The Mountain View girls (10-14 overall, 3-9 in the SCVAL De Anza) not only qualified but received a first-round bye and will host a second-round game. Huh?

Simply put, making the playoffs is hardly a reward in basketball. Many programs become playoff eligible with a decent non-league start to their year – teams need only a .500 or better record in league or non-league games to become eligible – and then their league season becomes obsolete.

To clarify. A team’s league showing, in many cases, has zero bearing on whether that team will make the playoffs. How does that make sense?

Five rounds in the tournament? Sixteen teams in the majority of the divisions? Overkill. Wake me up once we get to the quarterfinals.

The CCS doesn’t miss the boat like this in the other main team sports. In football, baseball, softball, soccer, water polo and girls volleyball, postseason berths are much tougher to secure. Teams often battle through their final regular season game to earn an automatic CCS spot. At-large qualification is a dicey proposition – with talented and winning teams often finding themselves on the outside looking in.

But not in basketball.

Qualifying for the playoffs in all sports should be a goal a team works towards throughout its season. If a team gets in, that should be an achievement worth celebrating. But in basketball, making CCS isn’t special. In many cases, it’s assumed.

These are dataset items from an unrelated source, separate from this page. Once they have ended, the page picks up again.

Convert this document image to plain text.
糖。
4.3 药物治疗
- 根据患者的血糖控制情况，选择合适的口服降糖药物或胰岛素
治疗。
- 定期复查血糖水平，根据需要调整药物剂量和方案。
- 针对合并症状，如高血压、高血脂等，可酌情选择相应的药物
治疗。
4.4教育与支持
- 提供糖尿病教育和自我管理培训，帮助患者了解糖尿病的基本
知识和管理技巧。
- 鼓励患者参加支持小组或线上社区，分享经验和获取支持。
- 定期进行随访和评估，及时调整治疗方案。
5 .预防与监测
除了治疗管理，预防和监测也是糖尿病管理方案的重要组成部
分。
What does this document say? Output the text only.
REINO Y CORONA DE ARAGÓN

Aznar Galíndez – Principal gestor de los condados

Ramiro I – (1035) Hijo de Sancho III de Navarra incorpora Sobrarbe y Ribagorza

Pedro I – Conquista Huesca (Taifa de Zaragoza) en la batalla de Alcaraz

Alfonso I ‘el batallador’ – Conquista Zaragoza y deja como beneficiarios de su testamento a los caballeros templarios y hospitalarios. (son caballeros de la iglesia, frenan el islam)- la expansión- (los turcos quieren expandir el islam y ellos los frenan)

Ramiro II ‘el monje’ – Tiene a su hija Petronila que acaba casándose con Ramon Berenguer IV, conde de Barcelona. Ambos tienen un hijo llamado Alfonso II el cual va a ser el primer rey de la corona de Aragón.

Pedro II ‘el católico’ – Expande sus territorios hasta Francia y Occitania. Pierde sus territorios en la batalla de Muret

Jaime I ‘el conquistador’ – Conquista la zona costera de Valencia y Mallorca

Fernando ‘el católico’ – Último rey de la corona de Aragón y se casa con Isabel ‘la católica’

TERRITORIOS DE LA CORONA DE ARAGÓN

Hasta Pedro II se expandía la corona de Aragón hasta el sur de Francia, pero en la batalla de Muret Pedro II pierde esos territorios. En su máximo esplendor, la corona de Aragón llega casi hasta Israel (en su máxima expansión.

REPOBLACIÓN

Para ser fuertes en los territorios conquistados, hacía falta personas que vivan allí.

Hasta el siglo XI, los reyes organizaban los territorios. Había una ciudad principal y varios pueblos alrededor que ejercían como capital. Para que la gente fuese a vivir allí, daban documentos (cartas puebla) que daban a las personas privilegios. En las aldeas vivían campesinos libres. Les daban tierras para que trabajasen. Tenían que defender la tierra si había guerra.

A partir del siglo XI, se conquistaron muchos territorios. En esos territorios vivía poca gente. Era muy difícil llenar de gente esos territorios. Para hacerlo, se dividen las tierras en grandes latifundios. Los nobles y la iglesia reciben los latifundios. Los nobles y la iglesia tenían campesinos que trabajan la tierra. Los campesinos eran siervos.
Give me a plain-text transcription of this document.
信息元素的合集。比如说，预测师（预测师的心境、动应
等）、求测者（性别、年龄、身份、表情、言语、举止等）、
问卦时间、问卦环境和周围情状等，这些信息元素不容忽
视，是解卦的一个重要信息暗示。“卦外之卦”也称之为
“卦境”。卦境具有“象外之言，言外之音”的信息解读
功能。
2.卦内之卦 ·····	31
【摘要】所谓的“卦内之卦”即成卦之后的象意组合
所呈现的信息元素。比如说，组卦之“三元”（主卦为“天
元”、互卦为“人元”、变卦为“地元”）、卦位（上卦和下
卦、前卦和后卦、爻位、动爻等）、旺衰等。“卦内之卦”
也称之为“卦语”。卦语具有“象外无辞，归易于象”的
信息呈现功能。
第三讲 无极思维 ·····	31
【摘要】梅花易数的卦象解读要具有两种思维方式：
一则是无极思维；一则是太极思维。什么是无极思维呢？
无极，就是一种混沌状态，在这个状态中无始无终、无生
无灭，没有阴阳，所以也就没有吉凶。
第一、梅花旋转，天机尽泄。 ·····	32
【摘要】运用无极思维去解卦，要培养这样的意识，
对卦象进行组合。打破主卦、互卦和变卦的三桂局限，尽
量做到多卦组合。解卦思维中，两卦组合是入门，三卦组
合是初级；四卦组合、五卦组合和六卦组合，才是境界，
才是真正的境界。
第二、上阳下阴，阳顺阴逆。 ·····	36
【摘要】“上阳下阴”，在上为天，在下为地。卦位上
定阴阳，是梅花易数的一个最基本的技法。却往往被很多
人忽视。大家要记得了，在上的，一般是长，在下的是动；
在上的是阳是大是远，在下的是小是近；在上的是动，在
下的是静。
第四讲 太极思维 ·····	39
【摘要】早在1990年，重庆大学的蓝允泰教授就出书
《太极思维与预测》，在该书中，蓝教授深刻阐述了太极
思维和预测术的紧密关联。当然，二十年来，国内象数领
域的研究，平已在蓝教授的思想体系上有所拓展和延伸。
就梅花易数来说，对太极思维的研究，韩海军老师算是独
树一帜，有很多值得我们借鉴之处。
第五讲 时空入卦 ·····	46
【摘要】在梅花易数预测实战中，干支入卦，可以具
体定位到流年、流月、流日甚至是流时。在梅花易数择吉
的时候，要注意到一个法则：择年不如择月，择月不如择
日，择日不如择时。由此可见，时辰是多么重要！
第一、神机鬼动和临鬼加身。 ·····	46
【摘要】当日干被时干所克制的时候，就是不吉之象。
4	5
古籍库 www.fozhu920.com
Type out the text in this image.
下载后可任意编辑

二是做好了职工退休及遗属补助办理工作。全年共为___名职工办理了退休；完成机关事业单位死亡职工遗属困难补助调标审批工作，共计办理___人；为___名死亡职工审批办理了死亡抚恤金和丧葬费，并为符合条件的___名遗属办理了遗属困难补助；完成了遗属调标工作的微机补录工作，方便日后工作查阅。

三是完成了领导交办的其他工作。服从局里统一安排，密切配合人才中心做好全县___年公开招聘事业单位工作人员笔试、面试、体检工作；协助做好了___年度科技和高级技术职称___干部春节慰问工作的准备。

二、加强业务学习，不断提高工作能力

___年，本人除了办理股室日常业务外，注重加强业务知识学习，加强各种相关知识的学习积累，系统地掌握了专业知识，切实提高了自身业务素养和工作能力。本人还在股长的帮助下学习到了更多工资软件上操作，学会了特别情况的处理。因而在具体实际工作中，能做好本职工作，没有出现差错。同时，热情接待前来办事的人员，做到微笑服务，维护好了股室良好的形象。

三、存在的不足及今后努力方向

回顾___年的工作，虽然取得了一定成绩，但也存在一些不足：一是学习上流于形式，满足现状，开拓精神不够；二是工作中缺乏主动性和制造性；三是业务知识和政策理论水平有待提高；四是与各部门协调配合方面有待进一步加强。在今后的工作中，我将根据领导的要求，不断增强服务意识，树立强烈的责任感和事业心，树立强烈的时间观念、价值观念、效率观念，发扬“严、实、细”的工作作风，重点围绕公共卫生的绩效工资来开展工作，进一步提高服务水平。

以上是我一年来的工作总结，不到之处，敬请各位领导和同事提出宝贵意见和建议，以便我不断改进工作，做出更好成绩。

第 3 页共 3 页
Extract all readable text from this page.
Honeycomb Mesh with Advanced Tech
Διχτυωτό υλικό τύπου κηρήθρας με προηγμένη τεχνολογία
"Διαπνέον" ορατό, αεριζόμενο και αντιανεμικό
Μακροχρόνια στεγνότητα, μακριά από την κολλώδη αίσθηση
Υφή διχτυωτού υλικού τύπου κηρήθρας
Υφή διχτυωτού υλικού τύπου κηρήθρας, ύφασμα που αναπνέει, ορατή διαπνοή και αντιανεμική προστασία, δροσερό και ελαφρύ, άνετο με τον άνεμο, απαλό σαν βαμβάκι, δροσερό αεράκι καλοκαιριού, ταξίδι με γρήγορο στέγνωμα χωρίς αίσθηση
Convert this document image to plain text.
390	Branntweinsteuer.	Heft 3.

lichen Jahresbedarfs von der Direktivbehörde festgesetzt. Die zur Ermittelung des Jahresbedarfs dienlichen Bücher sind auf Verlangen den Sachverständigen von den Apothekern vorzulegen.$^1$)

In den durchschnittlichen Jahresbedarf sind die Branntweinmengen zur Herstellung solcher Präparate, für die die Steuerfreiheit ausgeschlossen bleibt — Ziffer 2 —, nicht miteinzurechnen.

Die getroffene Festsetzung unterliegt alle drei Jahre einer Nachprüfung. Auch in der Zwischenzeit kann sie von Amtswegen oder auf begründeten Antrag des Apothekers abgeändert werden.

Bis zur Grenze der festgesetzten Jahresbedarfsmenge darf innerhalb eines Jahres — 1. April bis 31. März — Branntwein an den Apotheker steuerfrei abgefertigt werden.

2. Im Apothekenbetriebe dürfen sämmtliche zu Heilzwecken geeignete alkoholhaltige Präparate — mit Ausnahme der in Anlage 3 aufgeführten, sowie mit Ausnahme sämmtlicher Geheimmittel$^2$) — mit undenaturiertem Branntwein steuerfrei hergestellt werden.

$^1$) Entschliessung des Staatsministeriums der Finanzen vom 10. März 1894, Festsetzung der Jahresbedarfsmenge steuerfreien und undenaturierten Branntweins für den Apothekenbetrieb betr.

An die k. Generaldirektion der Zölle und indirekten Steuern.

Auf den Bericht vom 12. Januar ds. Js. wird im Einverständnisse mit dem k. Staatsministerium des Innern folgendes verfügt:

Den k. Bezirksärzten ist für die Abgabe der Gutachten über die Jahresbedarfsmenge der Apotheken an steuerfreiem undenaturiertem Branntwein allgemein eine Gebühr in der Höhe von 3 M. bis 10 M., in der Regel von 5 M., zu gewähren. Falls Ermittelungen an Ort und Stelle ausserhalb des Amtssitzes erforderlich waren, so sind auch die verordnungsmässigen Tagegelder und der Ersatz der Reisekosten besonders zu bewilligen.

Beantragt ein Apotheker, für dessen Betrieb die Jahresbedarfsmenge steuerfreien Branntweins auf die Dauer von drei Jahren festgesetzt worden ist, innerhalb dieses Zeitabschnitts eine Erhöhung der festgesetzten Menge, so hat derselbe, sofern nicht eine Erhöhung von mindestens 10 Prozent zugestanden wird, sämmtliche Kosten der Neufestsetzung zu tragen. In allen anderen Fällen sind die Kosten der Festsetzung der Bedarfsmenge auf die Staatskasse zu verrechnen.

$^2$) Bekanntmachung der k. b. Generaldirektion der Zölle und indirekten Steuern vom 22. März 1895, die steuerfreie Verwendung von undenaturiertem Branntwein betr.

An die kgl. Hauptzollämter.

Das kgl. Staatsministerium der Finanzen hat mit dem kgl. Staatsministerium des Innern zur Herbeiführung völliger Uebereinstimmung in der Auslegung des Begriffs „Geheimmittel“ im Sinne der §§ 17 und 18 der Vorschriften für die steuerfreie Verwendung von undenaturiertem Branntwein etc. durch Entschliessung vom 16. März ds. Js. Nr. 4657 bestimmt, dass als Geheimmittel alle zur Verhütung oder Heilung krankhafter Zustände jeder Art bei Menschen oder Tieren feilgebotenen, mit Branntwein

A solution? Limit the top-three enrollment divisions to a maximum of 12 teams, and whittle down Division IV and V to no more than eight teams. That would noticeably strengthen the entire CCS field and would also wipe out the lackluster first round of the present system.

For playoff qualification, the CCS should continue to allot a select number of postseason berths to each league – allowing each league champion, at a minimum, to gain automatic entry. But in a shift, the at-large slots (and the eventual playoff seeding) should be determined in accordance with the power points formula used in other team sports – a system that loosely takes into account the caliber of a team’s opponents and assesses a relative value to results.

Instantly, CCS berths would become a hot commodity. League competition would receive a huge shot of adrenaline as each game – and where teams finish in the standings in relation to their league rivals – would become much more critical.

Making the postseason would be an honor – an achievement that players could proudly look back on years down the road, as they do a league championship.

Do many (any?) teams laud their inclusion in the CCS playoffs now?

As for the problem of the de facto caste system and all-too-predictable champions, we’ll save that for next week. With scores of public schools involved in this year’s boys and girls tournaments, let’s let them live under the illusion that they have a fair shot at winning a section title for a bit longer.

After all, the private school heavyweights have kindly ceded the spotlight for the early rounds – they’re enjoying double byes into Saturday’s quarterfinals. But hey, they need their rest before parading to the podium.